The Role of Geography

According to the Dallas Morning News, there are a few very good reasons for this particular real estate quirk. First, in some parts of the state, the water table is too near the surface of the ground to build a water-tight basement, and no basement may be better than a leaky, flood-prone one. Homes in Florida, Louisiana, and Alabama also do not have basements because of this. In other areas of Texas, there's damp clay soil that can push into basement walls, causing them to crack if not built correctly with the help of an engineer. There's also bedrock that looms near the surface in much of Texas that requires digging through it for a basement, which makes the whole process just too darn expensive. Similarly, the frost line—the point in the dirt where the soil does not freeze in the winter—is much shallower in Texas than up north. In other parts of the country, home builders must dig deep to make it below the frost line, and since they are already down in the dirt, they may as well put in a basement. There's simply no need for that in most of Texas.

Bigger in Texas

Also, Texas homes are already big and tend to have sprawling footprints. They don't necessarily need the extra space that would justify the expense of digging out a basement. While there's plenty of open space in Texas, homes in other areas can only add square footage by going up a level or down. Why go down when you can stretch on toward the horizon?

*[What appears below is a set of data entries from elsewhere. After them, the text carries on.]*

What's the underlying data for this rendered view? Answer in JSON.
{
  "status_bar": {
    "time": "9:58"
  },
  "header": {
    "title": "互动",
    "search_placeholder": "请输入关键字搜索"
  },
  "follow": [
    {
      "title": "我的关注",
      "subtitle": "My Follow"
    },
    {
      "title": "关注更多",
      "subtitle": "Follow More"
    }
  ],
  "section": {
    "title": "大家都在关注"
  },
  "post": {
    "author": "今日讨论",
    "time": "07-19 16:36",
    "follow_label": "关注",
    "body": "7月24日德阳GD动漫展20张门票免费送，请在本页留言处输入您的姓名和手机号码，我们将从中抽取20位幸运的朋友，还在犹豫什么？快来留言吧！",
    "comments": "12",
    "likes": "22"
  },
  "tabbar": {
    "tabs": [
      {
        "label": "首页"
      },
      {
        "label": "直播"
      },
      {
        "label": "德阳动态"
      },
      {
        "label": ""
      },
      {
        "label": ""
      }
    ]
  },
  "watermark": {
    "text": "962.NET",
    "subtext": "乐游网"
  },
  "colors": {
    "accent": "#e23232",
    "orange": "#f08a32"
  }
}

What Basements Are Used For

Finally, according to Bill Bettis, former president of the Greater Fort Worth Builders Association, since most people don't have basements in Texas, most people don't know what they're missing. "It's a little bit of a cultural thing simply because most people are not accustomed to being around basements unless they're from up north," he told the Dallas Morning News.

Basements have the reputation of being the downstairs teen hangout full of furniture castoffs. They're used for storage, spare rooms for family members who overstay their welcome, and keeping food and wine cool. Some basements are fully decorated family rooms or man caves, while others act as home gyms or utility rooms.

And don't tell Peewee Herman, but according to Texas Monthly, in real life, the Alamo actually has two basements.